Il Moscow Times ha scritto che quasi 16.000 cittadini russi sono stati incarcerati per aver protestato contro l’invasione militare dell’Ucraina. Può darsi che la cifra sia sottostimata o sovrastimata, ma che migliaia di persone siano in galera per avere espresso il loro dissenso è fuori discussione.
I parenti e i tanti amici delle persone in carcere forse speravano che Massimo Giletti (volato domenica a Mosca per il programma sulla 7 di Urbano Cairo) avrebbe chiesto alle autorità russe notizie sulle condizioni delle vittime della repressione poliziesca.
O quanto meno che Giletti avrebbe espresso una parola di solidarietà, non dico ad Alexei Navalny ma almeno ai dissidenti arrestati per le strade di Mosca, immagini che tutto il mondo ha visto in televisione prima che entrasse in vigore la censura totale.
In altri tempi, Marco Pannella avrebbe fatto un lunghissimo sciopero della fame per ottenere la loro liberazione. Pretendere questo dal conduttore di “Non è l’Arena” sarebbe troppo, ma in un appello umanitario in nome della libertà di espressione ci speravo.

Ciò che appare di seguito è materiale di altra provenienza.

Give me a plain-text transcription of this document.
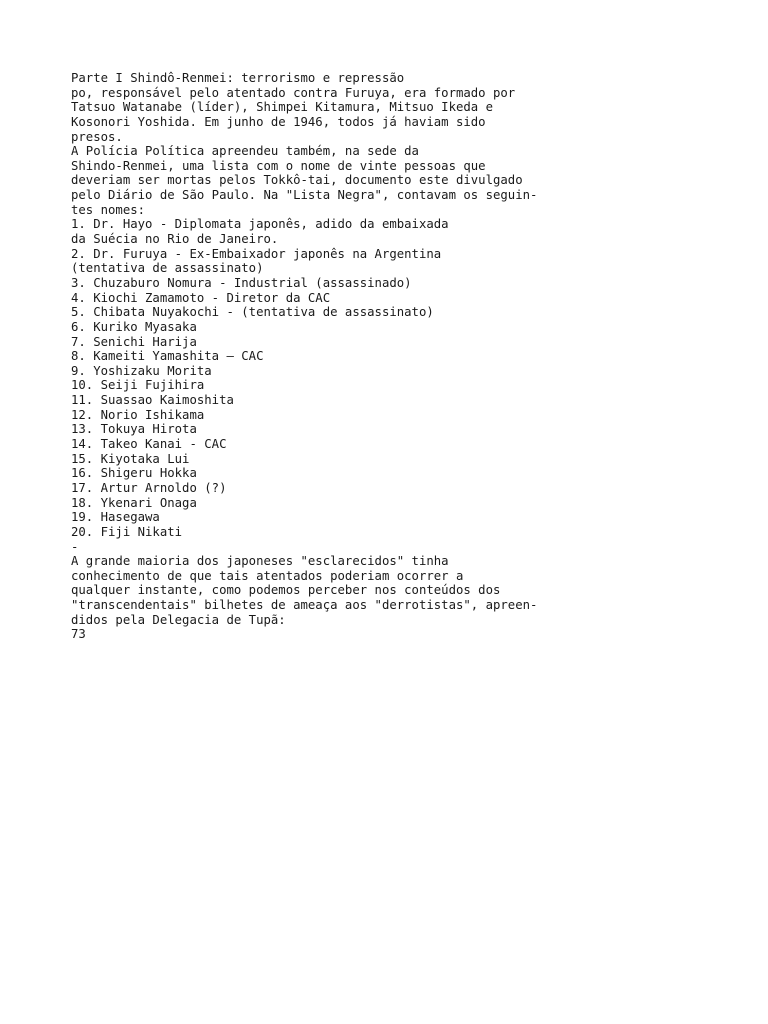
Parte I Shindô-Renmei: terrorismo e repressão
po, responsável pelo atentado contra Furuya, era formado por
Tatsuo Watanabe (líder), Shimpei Kitamura, Mitsuo Ikeda e
Kosonori Yoshida. Em junho de 1946, todos já haviam sido
presos.
A Polícia Política apreendeu também, na sede da
Shindo-Renmei, uma lista com o nome de vinte pessoas que
deveriam ser mortas pelos Tokkô-tai, documento este divulgado
pelo Diário de São Paulo. Na "Lista Negra", contavam os seguin-
tes nomes:
1. Dr. Hayo - Diplomata japonês, adido da embaixada
da Suécia no Rio de Janeiro.
2. Dr. Furuya - Ex-Embaixador japonês na Argentina
(tentativa de assassinato)
3. Chuzaburo Nomura - Industrial (assassinado)
4. Kiochi Zamamoto - Diretor da CAC
5. Chibata Nuyakochi - (tentativa de assassinato)
6. Kuriko Myasaka
7. Senichi Harija
8. Kameiti Yamashita – CAC
9. Yoshizaku Morita
10. Seiji Fujihira
11. Suassao Kaimoshita
12. Norio Ishikama
13. Tokuya Hirota
14. Takeo Kanai - CAC
15. Kiyotaka Lui
16. Shigeru Hokka
17. Artur Arnoldo (?)
18. Ykenari Onaga
19. Hasegawa
20. Fiji Nikati
-
A grande maioria dos japoneses "esclarecidos" tinha
conhecimento de que tais atentados poderiam ocorrer a
qualquer instante, como podemos perceber nos conteúdos dos
"transcendentais" bilhetes de ameaça aos "derrotistas", apreen-
didos pela Delegacia de Tupã:
73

L’immagine di Giletti che invoca la libertà di stampa dinanzi al Cremlino avrebbe fatto il giro del mondo nonostante la censura? Difficile rispondere, ma certo il palcoscenico era straordinario; per un giornalista un’occasione unica da non perdere per fare notizia.
Quanto meno il viaggio a Mosca sarebbe servito a qualcosa che non fosse propaganda. Purtroppo Giletti non era in forma e nel corso della trasmissione non è riuscito a mettere in difficoltà neppure una volta Maria Zakharova, la portavoce di Lavrov.
È stata una Intervista decisamente non riuscita, se persino un giornalista moderato come Alessandro Sallusti ha scelto di andarsene e di rinunciare al compenso.
L’aspetto paradossale – che meriterebbe di essere approfondito da un’inchiesta giornalistica – è che ieri i media italiani invece di mettere nel mirino il comizio propagandistico di Maria Zakharova abbiano messo sul banco degli imputati il Copasir. Lo hanno fatto sulla base di indiscrezioni infondate su una sua indagine inesistente (fare indagini non è nelle sue funzioni, né peraltro avrebbe gli strumenti per farle).
Ieri il presidente Adolfo Urso ha chiarito in primo luogo che non spetta al Copasir compiere questo genere di operazioni e addirittura che solo ieri – dopo il can can dei giornali – è pervenuta al Comitato una relazione classificata del governo su come la potente macchina della disinformazione russa si è mossa e si sta muovendo in Italia.
Tuttavia, spostare i riflettori sul Copasir e su presunte liste di proscrizione si è rivelato un ottimo strumento per distrarre l’attenzione del pubblico dalla Russia e dall’aggressività del regime di Putin.
La deception è la prima regola della disinformazione. In questo caso sembra proprio un’operazione riuscita. La fonte che ha voluto far filtrare una lista redatta dal Copasir di presunti fan “putiniani” ha fatto bene il suo mestiere.
Per l’opinione pubblica, la potente macchina della disinformazione russa viene così assolutamente ridimensionata (ridotta ad un manipolo di persone un po’ ingenue, ma in buona fede e/o al massimo di qualche personaggio minore in cerca di marchette).
È una versione di comodo che serve a nascondere (e assolvere) l’intreccio complesso tra responsabilità dei politici e quelle degli editori quando entrano in campo interessi opachi verso la Russia (o verso la Cina).
Così le violenze di Bucha, i crimini di guerra e i bombardamenti a tappeto delle città ucraine passano in secondo piano e il Copasir diventa il bersaglio di comodo.
Ma, come se non bastasse, nella tarda serata di ieri la Pravda in russo e in inglese rilancia in tutto il mondo l’intervento di Marco Travaglio, che su La 7 annuncia una presunta vittoria della Russia in Ucraina.
Vedremo nelle prossime settimane se Giuseppe Conte e Matteo Salvini faranno davvero il gioco di Mosca, bloccando gli aiuti militari italiani al popolo ucraino che combatte per difendere la propria libertà.
Non lo sappiamo ancora: potrebbe essere una riedizione della politica estera del governo giallo-verde molto sbilanciata verso Mosca e Pechino.
Può darsi, invece, che sia solo un bluff di due leader in difficoltà nei rispettivi partiti che sperano di recuperare qualche voto “pacifista” alle imminenti elezioni amministrative del 12 giugno. In tutti i casi, le ombre russe e cinesi incrinano le leadership di Conte e Salvini e rendono le loro posizioni assai vulnerabili.